Chronique

MARIE DAVIDSON : Working Class Woman

By on 9 octobre 2018

La productrice de musique électronique canadienne Marie Davidson, moitié du duo Essaie pas, tambourine d’intensité musicale et cérébrale sur son dernier album « Working Class Woman » paru le 5 octobre sur Ninja Tune.

En effet, à seulement 31 ans, la jeune montréalaise sonne l’aboutissement d’une carrière déjà bien remplie avec la parution de ce quatrième album solo englobant le son de ses diverses expériences.  Que ce soit au côté de son mari Pierre Guerineau pour le génial duo de Synth/Coldwave Essaie Pas (4 albums également), de son projet de musique Ambient avec Les Momies de Palerme, de son autre projet de Synth-Disco DKMD et du bilan de sa dernière année de DJette passée à Berlin, Marie travaille comme un bourreau.

"work it" : Electroclash version 2.0, dérision & féminisme

Le son de « Working Class Woman » est donc plus introspectif, sombre et direct que celui de ses sorties précédentes. Ses influences s’élargissent de l’Italo Disco et du proto-industriel tel que sur l’introduction Synthwave farouche de « Your Biggest Fan » où elle critique la culture des clubs et du monde moderne sur le ton de la dérision.  Fait de Beat saccadés et de paroles narrées s’électroclashant mutuellement, « Work it » est la réponse féminine au « Shoes » de Tiga.

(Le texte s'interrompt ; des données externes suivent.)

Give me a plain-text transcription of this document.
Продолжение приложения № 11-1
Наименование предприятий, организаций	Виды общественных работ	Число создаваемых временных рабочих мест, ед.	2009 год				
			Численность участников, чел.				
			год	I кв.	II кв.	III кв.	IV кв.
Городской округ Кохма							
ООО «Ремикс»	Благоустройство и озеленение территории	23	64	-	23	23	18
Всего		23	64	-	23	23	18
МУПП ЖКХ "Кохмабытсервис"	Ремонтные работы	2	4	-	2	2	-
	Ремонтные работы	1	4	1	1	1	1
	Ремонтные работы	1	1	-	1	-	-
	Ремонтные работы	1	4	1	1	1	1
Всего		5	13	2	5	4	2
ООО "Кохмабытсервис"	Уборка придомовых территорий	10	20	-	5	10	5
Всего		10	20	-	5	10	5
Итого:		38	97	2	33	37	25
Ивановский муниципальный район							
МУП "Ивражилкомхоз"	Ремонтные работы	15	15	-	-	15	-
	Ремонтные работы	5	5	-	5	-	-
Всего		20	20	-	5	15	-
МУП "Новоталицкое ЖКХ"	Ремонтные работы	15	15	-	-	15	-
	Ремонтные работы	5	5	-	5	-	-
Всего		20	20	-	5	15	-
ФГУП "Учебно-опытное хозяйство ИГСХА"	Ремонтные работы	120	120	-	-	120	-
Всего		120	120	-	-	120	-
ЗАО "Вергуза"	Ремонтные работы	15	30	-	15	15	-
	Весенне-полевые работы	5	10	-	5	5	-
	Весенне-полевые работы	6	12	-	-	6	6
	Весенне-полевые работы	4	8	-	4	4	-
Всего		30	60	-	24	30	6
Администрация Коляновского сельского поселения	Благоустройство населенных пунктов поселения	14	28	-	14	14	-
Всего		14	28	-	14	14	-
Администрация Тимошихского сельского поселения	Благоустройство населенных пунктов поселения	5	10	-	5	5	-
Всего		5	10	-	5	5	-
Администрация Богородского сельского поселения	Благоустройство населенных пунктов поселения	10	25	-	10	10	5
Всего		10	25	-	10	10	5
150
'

La minimale Techno Kraftwerkienne dialogue sur des textes paranos, en anglais et en français avec le torturé « The Psychologist ». Le semi-instrumental « Lara » secoue les méninges avec sa trame Techno virevoltante entre le Beat fou et ses modulations acid.

Les nappes ambiantes et sonorités cristallines de « Day Dreaming » qui découpés en 2 plages, renvoient à l’émotion triste de celles de Crystal Castles et à la poésie d’Intermix (le projet ambiant/Electronica des Front Line Assembly durant les 90’s, NDLR).

La deuxième partie du disque est déstabilisé par l’oppressant « Tunnel » tympanisant entre les gémissements et les textes psychotiques sur terreur sonore, telle la bande son idéale d’un épisode de Black Mirror. L’instrumental et ballet de boite à rythme « Workaholic paranoid Bitch », faussement martial, sonne comme son titre : démoniaque.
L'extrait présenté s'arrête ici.